Поэт расширяет и границы сочетаемости слова. “Об отваге льва ходит геральдика и канон” (В. Соснора) — глагол “ходит” порождает ассоциацию с выражениями “ходит молва”, “ходят слухи”, и так оказываются под сомнением и львиная отвага, и геральдика. Современная поэзия активизирует этимологию. “Пожрать” действительно связано этимологически с пожарищем, сжиганием-уничтожением (Л. Лосев), стыд со стужей (В. Соснора). А “сын с улыбкою дочерней” Д.А. Пригова — не только иронический оксюморон, но и модель не-личностного сознания: в фольклоре вполне возможны сочетания “аленький мой беленький цветочек”.
Но язык, разумеется, ничего не обеспечивает автоматически. Д.А. Пригов, стремясь разбить стилистически однородную речь, внедряет в нее фрагменты других стилей. Но поскольку это делается по однотипной парадигме, хорошо видно, как превращаются в клише и эти повторяемые и повторимые вставки. Г. Сапгир расходует ресурсы языка на какое-нибудь очередное обличение хмырей (причем приводимые Зубовой случаи употребления слова “хмырь” в современном языке показывают, что здесь Сапгир сузил слово, отстал от языка). Видимо, и усечения слов в текстах Сапгира — следствие информационной избыточности его речи. Благодаря этой избыточности мы легко восстанавливаем полурасслышанные по телефону слова, но ведь в стихотворении, наоборот, каждое слово стремится к уникальности и, следовательно, невосстановимости. Зубова обнаруживает у Сапгира большое количество формальных приемов, но возникает впечатление, что это — попытка сделать разнообразным достаточно однородное и очевидное содержание.

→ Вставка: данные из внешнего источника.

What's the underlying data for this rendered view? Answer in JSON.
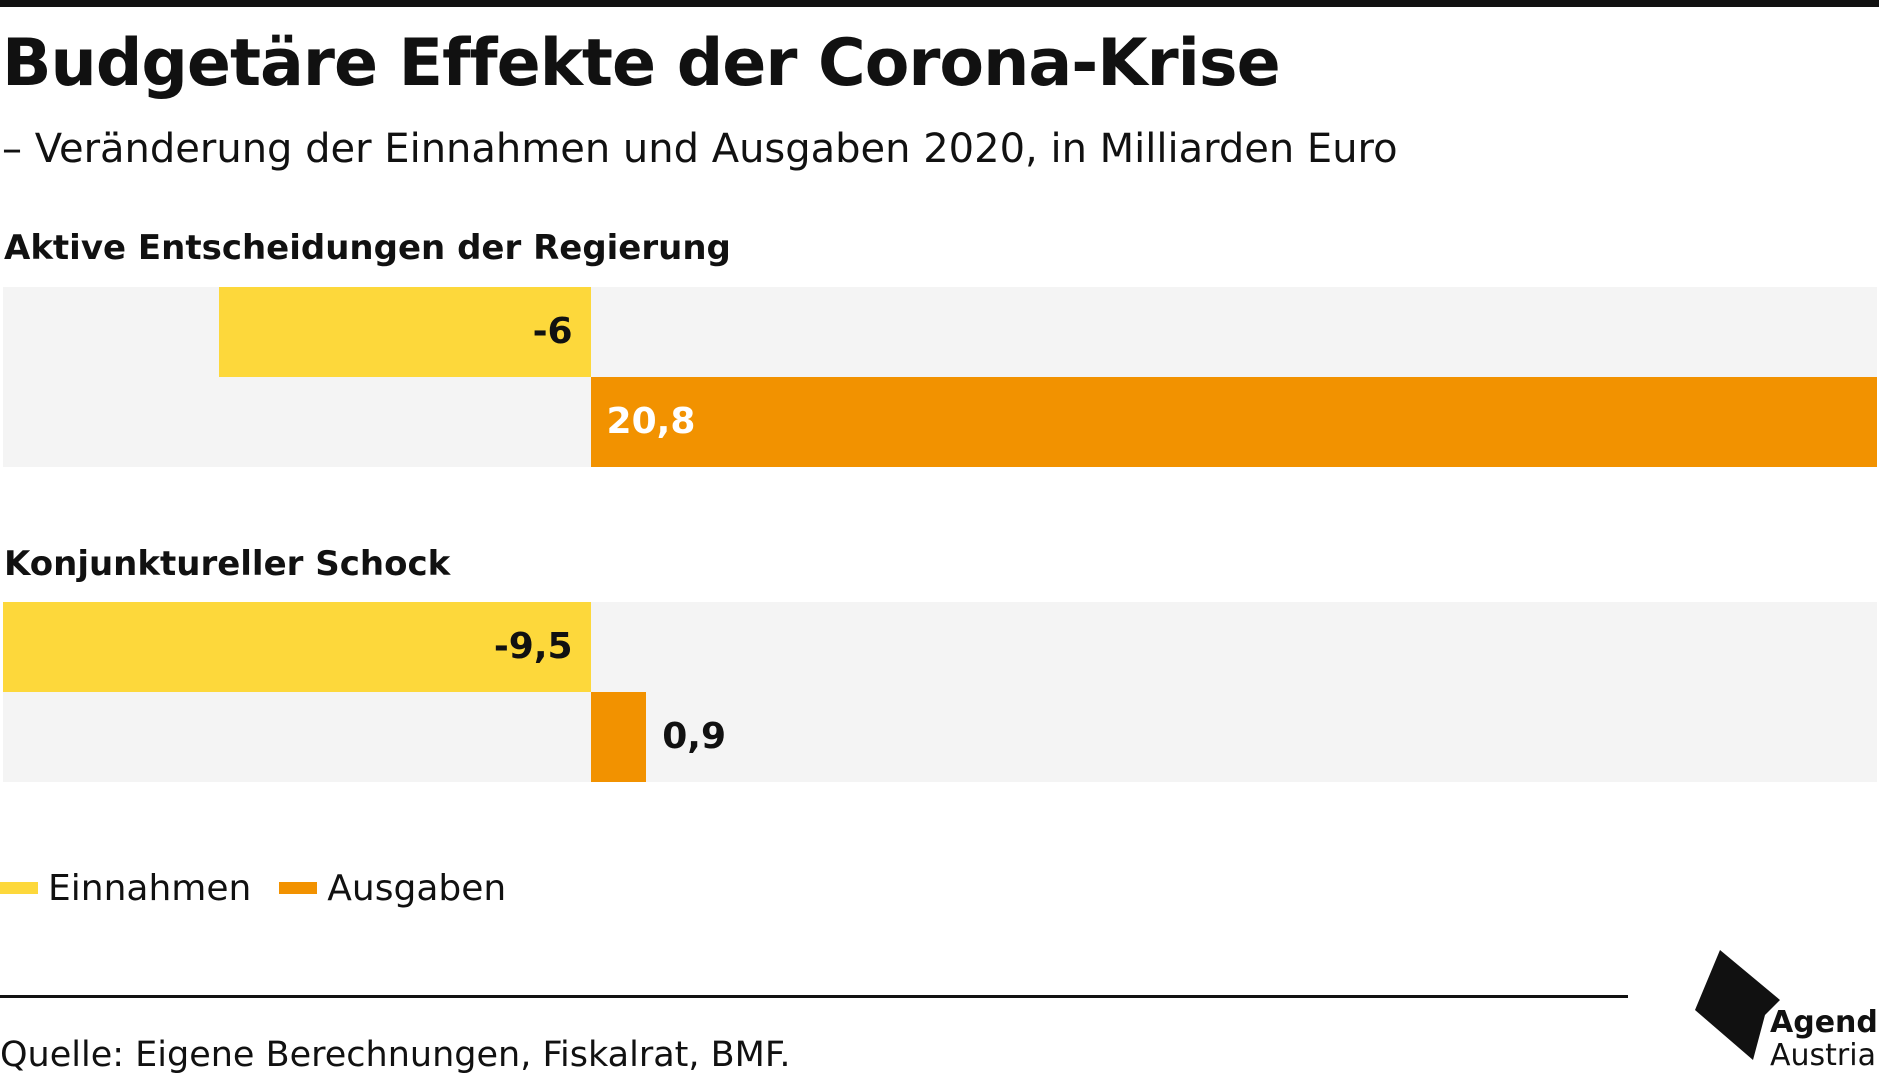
{
  "header": {
    "title": "Budgetäre Effekte der Corona-Krise",
    "subtitle": "– Veränderung der Einnahmen und Ausgaben 2020, in Milliarden Euro"
  },
  "chart_data": {
    "type": "bar",
    "orientation": "horizontal",
    "title": "Budgetäre Effekte der Corona-Krise",
    "subtitle": "– Veränderung der Einnahmen und Ausgaben 2020, in Milliarden Euro",
    "groups": [
      {
        "name": "Aktive Entscheidungen der Regierung",
        "bars": [
          {
            "series": "Einnahmen",
            "value": -6,
            "label": "-6"
          },
          {
            "series": "Ausgaben",
            "value": 20.8,
            "label": "20,8"
          }
        ]
      },
      {
        "name": "Konjunktureller Schock",
        "bars": [
          {
            "series": "Einnahmen",
            "value": -9.5,
            "label": "-9,5"
          },
          {
            "series": "Ausgaben",
            "value": 0.9,
            "label": "0,9"
          }
        ]
      }
    ],
    "xlim": [
      -9.5,
      20.8
    ],
    "grid": false,
    "legend": {
      "placement": "bottom-left",
      "entries": [
        {
          "name": "Einnahmen",
          "color": "#fdd83b"
        },
        {
          "name": "Ausgaben",
          "color": "#f29200"
        }
      ]
    }
  },
  "footer": {
    "source": "Quelle: Eigene Berechnungen, Fiskalrat, BMF.",
    "logo_line1": "Agenda",
    "logo_line2": "Austria"
  }
}
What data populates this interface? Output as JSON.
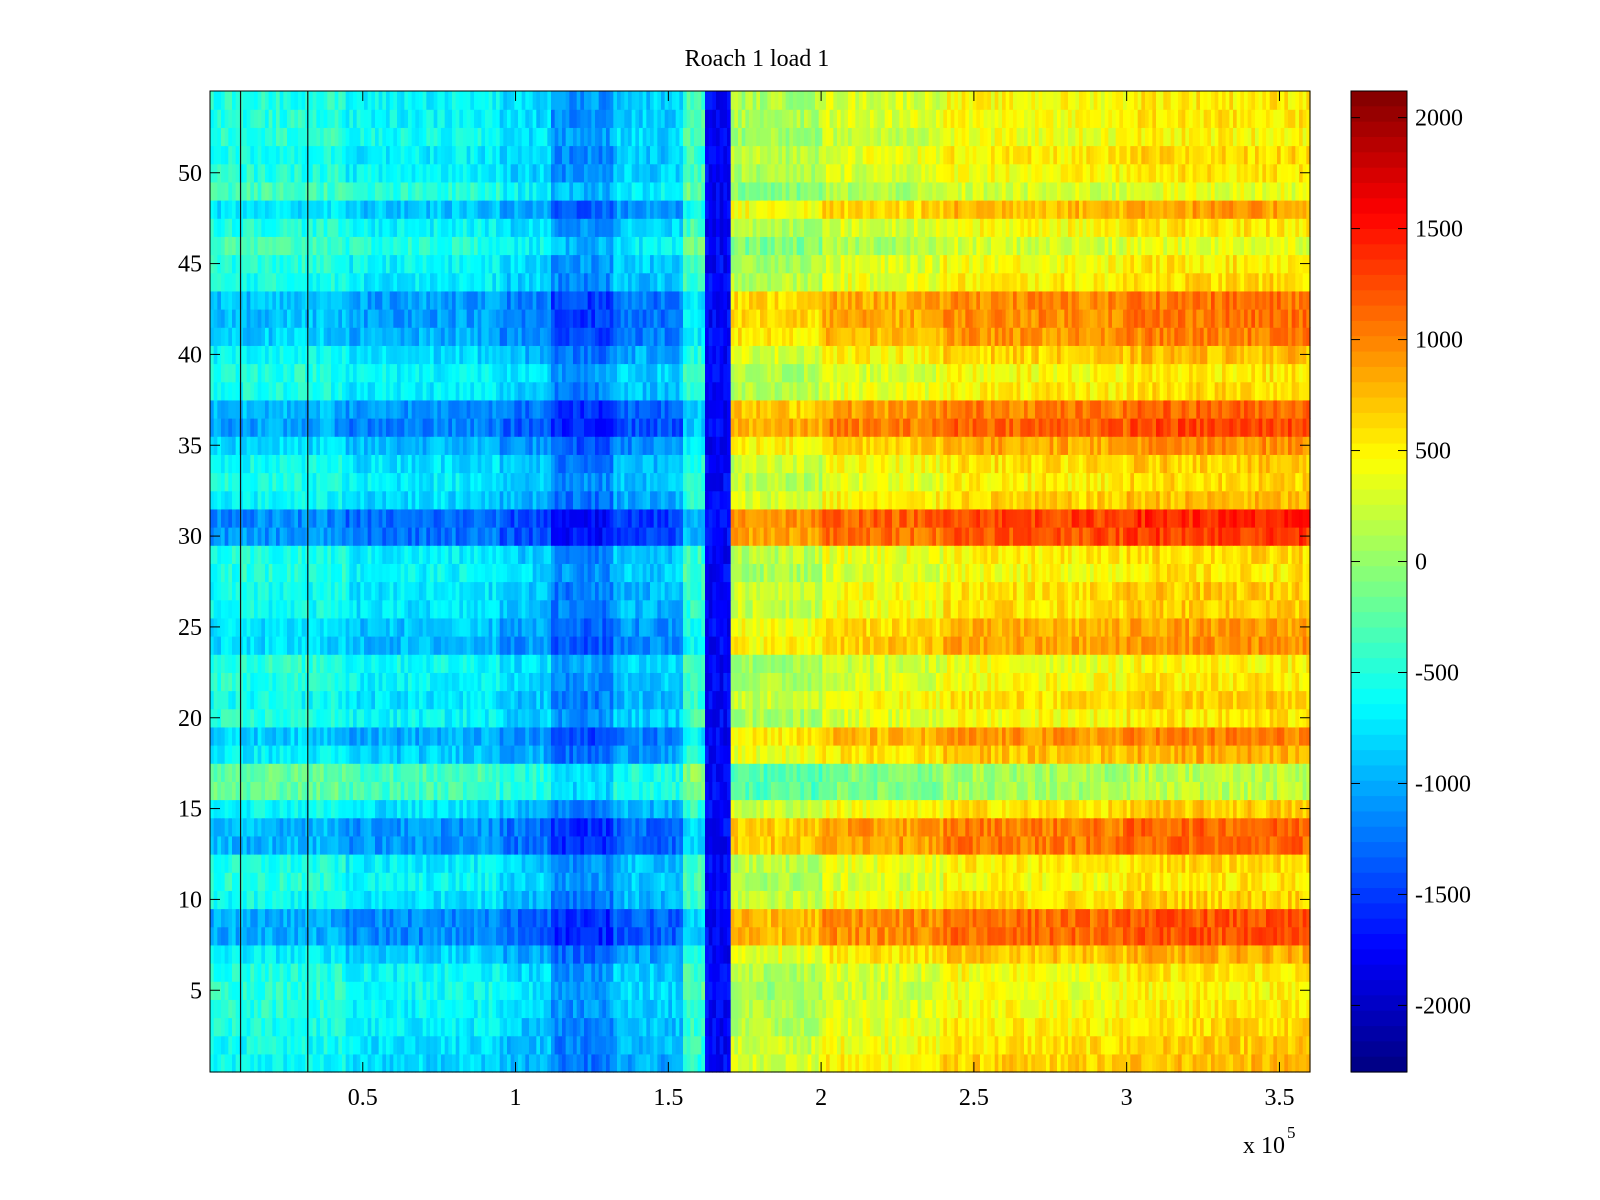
{
  "chart_data": {
    "type": "heatmap",
    "title": "Roach 1 load 1",
    "xlabel": "",
    "ylabel": "",
    "x_range": [
      0,
      360000
    ],
    "y_range": [
      0.5,
      54.5
    ],
    "rows": 54,
    "x_multiplier_label": "x 10",
    "x_multiplier_exponent": "5",
    "x_ticks": [
      {
        "value": 0.5,
        "label": "0.5"
      },
      {
        "value": 1,
        "label": "1"
      },
      {
        "value": 1.5,
        "label": "1.5"
      },
      {
        "value": 2,
        "label": "2"
      },
      {
        "value": 2.5,
        "label": "2.5"
      },
      {
        "value": 3,
        "label": "3"
      },
      {
        "value": 3.5,
        "label": "3.5"
      }
    ],
    "x_tick_scale": 100000,
    "y_ticks": [
      {
        "value": 5,
        "label": "5"
      },
      {
        "value": 10,
        "label": "10"
      },
      {
        "value": 15,
        "label": "15"
      },
      {
        "value": 20,
        "label": "20"
      },
      {
        "value": 25,
        "label": "25"
      },
      {
        "value": 30,
        "label": "30"
      },
      {
        "value": 35,
        "label": "35"
      },
      {
        "value": 40,
        "label": "40"
      },
      {
        "value": 45,
        "label": "45"
      },
      {
        "value": 50,
        "label": "50"
      }
    ],
    "colorbar": {
      "colormap": "jet",
      "range": [
        -2300,
        2120
      ],
      "ticks": [
        {
          "value": 2000,
          "label": "2000"
        },
        {
          "value": 1500,
          "label": "1500"
        },
        {
          "value": 1000,
          "label": "1000"
        },
        {
          "value": 500,
          "label": "500"
        },
        {
          "value": 0,
          "label": "0"
        },
        {
          "value": -500,
          "label": "-500"
        },
        {
          "value": -1000,
          "label": "-1000"
        },
        {
          "value": -1500,
          "label": "-1500"
        },
        {
          "value": -2000,
          "label": "-2000"
        }
      ]
    },
    "column_segments": [
      {
        "x_start": 0,
        "x_end": 45000,
        "base_value": -500
      },
      {
        "x_start": 45000,
        "x_end": 95000,
        "base_value": -650
      },
      {
        "x_start": 95000,
        "x_end": 112000,
        "base_value": -800
      },
      {
        "x_start": 112000,
        "x_end": 132000,
        "base_value": -1100
      },
      {
        "x_start": 132000,
        "x_end": 155000,
        "base_value": -850
      },
      {
        "x_start": 155000,
        "x_end": 162000,
        "base_value": -350
      },
      {
        "x_start": 162000,
        "x_end": 171000,
        "base_value": -1750
      },
      {
        "x_start": 171000,
        "x_end": 200000,
        "base_value": 100
      },
      {
        "x_start": 200000,
        "x_end": 240000,
        "base_value": 300
      },
      {
        "x_start": 240000,
        "x_end": 300000,
        "base_value": 450
      },
      {
        "x_start": 300000,
        "x_end": 360000,
        "base_value": 550
      }
    ],
    "row_profile": [
      -150,
      -100,
      -50,
      0,
      50,
      0,
      -200,
      -500,
      -500,
      -100,
      0,
      -50,
      -450,
      -450,
      -100,
      300,
      300,
      -200,
      -350,
      0,
      -100,
      0,
      50,
      -300,
      -250,
      -100,
      -100,
      0,
      -50,
      -600,
      -650,
      -150,
      -50,
      -100,
      -300,
      -550,
      -450,
      -50,
      0,
      -150,
      -350,
      -400,
      -400,
      -50,
      0,
      150,
      0,
      -250,
      150,
      0,
      -50,
      50,
      0,
      0
    ],
    "contrast_left": 1.0,
    "contrast_right": 1.3,
    "black_vertical_lines_x": [
      10000,
      32000
    ]
  }
}
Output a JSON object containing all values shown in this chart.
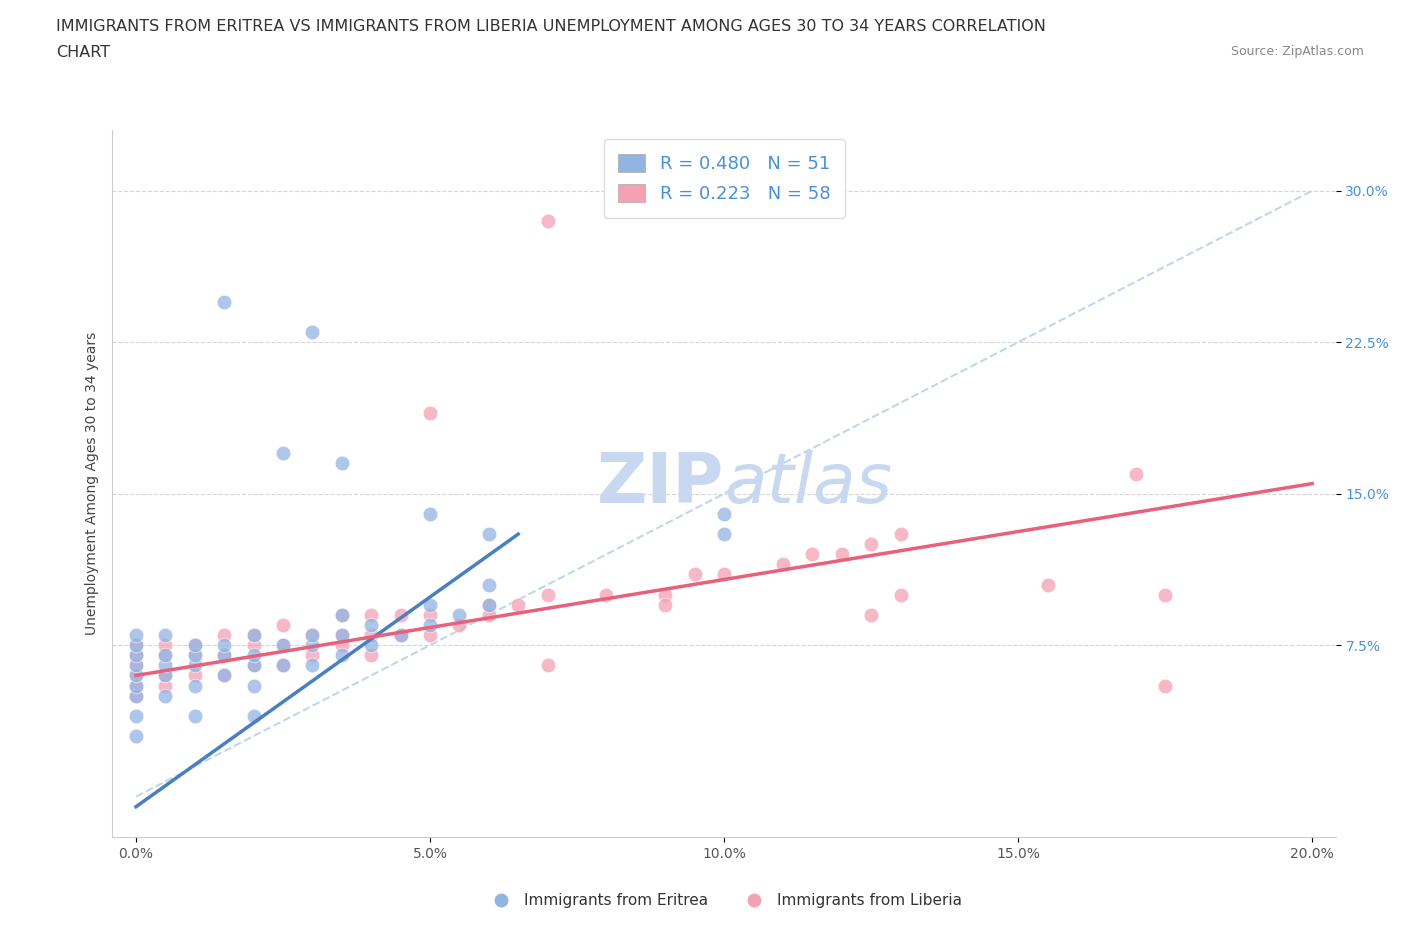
{
  "title_line1": "IMMIGRANTS FROM ERITREA VS IMMIGRANTS FROM LIBERIA UNEMPLOYMENT AMONG AGES 30 TO 34 YEARS CORRELATION",
  "title_line2": "CHART",
  "source_text": "Source: ZipAtlas.com",
  "ylabel": "Unemployment Among Ages 30 to 34 years",
  "xlim": [
    0.0,
    0.2
  ],
  "ylim": [
    -0.02,
    0.33
  ],
  "xtick_labels": [
    "0.0%",
    "5.0%",
    "10.0%",
    "15.0%",
    "20.0%"
  ],
  "xtick_vals": [
    0.0,
    0.05,
    0.1,
    0.15,
    0.2
  ],
  "ytick_labels": [
    "7.5%",
    "15.0%",
    "22.5%",
    "30.0%"
  ],
  "ytick_vals": [
    0.075,
    0.15,
    0.225,
    0.3
  ],
  "eritrea_color": "#92b4e3",
  "liberia_color": "#f4a0b5",
  "eritrea_line_color": "#4a7fc1",
  "liberia_line_color": "#e8607a",
  "ref_line_color": "#b8cfe8",
  "watermark_color": "#dce8f5",
  "R_eritrea": 0.48,
  "N_eritrea": 51,
  "R_liberia": 0.223,
  "N_liberia": 58,
  "legend_label_eritrea": "Immigrants from Eritrea",
  "legend_label_liberia": "Immigrants from Liberia",
  "title_fontsize": 11.5,
  "tick_fontsize": 10,
  "legend_fontsize": 11,
  "source_fontsize": 9,
  "eritrea_x": [
    0.0,
    0.0,
    0.0,
    0.0,
    0.0,
    0.0,
    0.0,
    0.0,
    0.005,
    0.005,
    0.005,
    0.005,
    0.005,
    0.01,
    0.01,
    0.01,
    0.01,
    0.015,
    0.015,
    0.015,
    0.02,
    0.02,
    0.02,
    0.02,
    0.025,
    0.025,
    0.03,
    0.03,
    0.03,
    0.035,
    0.035,
    0.035,
    0.04,
    0.04,
    0.045,
    0.05,
    0.05,
    0.055,
    0.06,
    0.06,
    0.0,
    0.01,
    0.02,
    0.05,
    0.06,
    0.1,
    0.1,
    0.015,
    0.025,
    0.03,
    0.035
  ],
  "eritrea_y": [
    0.05,
    0.055,
    0.06,
    0.065,
    0.07,
    0.075,
    0.08,
    0.04,
    0.05,
    0.06,
    0.065,
    0.07,
    0.08,
    0.055,
    0.065,
    0.07,
    0.075,
    0.06,
    0.07,
    0.075,
    0.055,
    0.065,
    0.07,
    0.08,
    0.065,
    0.075,
    0.065,
    0.075,
    0.08,
    0.07,
    0.08,
    0.09,
    0.075,
    0.085,
    0.08,
    0.085,
    0.095,
    0.09,
    0.095,
    0.105,
    0.03,
    0.04,
    0.04,
    0.14,
    0.13,
    0.13,
    0.14,
    0.245,
    0.17,
    0.23,
    0.165
  ],
  "liberia_x": [
    0.0,
    0.0,
    0.0,
    0.0,
    0.0,
    0.0,
    0.005,
    0.005,
    0.005,
    0.005,
    0.01,
    0.01,
    0.01,
    0.015,
    0.015,
    0.015,
    0.02,
    0.02,
    0.02,
    0.025,
    0.025,
    0.025,
    0.03,
    0.03,
    0.035,
    0.035,
    0.035,
    0.04,
    0.04,
    0.04,
    0.045,
    0.045,
    0.05,
    0.05,
    0.055,
    0.06,
    0.06,
    0.065,
    0.07,
    0.08,
    0.09,
    0.095,
    0.1,
    0.11,
    0.115,
    0.12,
    0.125,
    0.13,
    0.05,
    0.09,
    0.17,
    0.175,
    0.07,
    0.155,
    0.175,
    0.125,
    0.13,
    0.07
  ],
  "liberia_y": [
    0.05,
    0.055,
    0.06,
    0.065,
    0.07,
    0.075,
    0.055,
    0.06,
    0.07,
    0.075,
    0.06,
    0.07,
    0.075,
    0.06,
    0.07,
    0.08,
    0.065,
    0.075,
    0.08,
    0.065,
    0.075,
    0.085,
    0.07,
    0.08,
    0.075,
    0.08,
    0.09,
    0.07,
    0.08,
    0.09,
    0.08,
    0.09,
    0.08,
    0.09,
    0.085,
    0.09,
    0.095,
    0.095,
    0.1,
    0.1,
    0.1,
    0.11,
    0.11,
    0.115,
    0.12,
    0.12,
    0.125,
    0.13,
    0.19,
    0.095,
    0.16,
    0.055,
    0.285,
    0.105,
    0.1,
    0.09,
    0.1,
    0.065
  ],
  "eritrea_line_x": [
    0.0,
    0.065
  ],
  "eritrea_line_y": [
    -0.005,
    0.13
  ],
  "liberia_line_x": [
    0.0,
    0.2
  ],
  "liberia_line_y": [
    0.06,
    0.155
  ]
}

И поэт ничему не доверяет безоглядно — одновременное доверие и недоверие к языку, “в котором буквальное и переносное значения слов противоречат друг другу”, В. Строчков называет здоровым скепсисом. Недоверие лишило бы возможности движения, а чрезмерное доверие лишило бы движение смысла.
Не слишком органично присутствие в книге Т. Кибирова, о дидактичности которого говорит и Зубова. Дидактике тонкости языка не нужны, и инвентарному списку “переучета в музее словесности” (так названа глава о Кибирове) трудно отойти от автоматичности. Даже В. Строчков порой уходит в автоматическое нанизывание узнаваемых фразеологических оборотов, мало что добавляющее к их узнаваемости.
А листовертни Д. Авалиани кажутся возвратом к глубокой архаике заклинания. Основанием для создания смысла здесь оказывается даже не фонетический состав слова (как в заумной поэзии), а его еще более случайный графический облик. Можно только согласиться с Л.В. Зубовой, что “знак выражает свой смысл именно трансформацией в пространстве и времени”, но в книге собрано множество примеров трансформаций, основанных на семантике слова и поэтому ведущих гораздо дальше.
Работа Л.В. Зубовой — пример поддержки поэзии филологией, того, что было нормой во времена Шкловского и Тынянова, но, к сожалению, редко сейчас. И то, что эта книга отмечена премией Андрея Белого, — далеко не случайность. Хотелось бы, чтобы в будущих книгах Л.В. Зубова распространила свое исследование на стихи И. Жданова, А. Драгомощенко, А. Парщикова и других поэтов концентрированного смысла.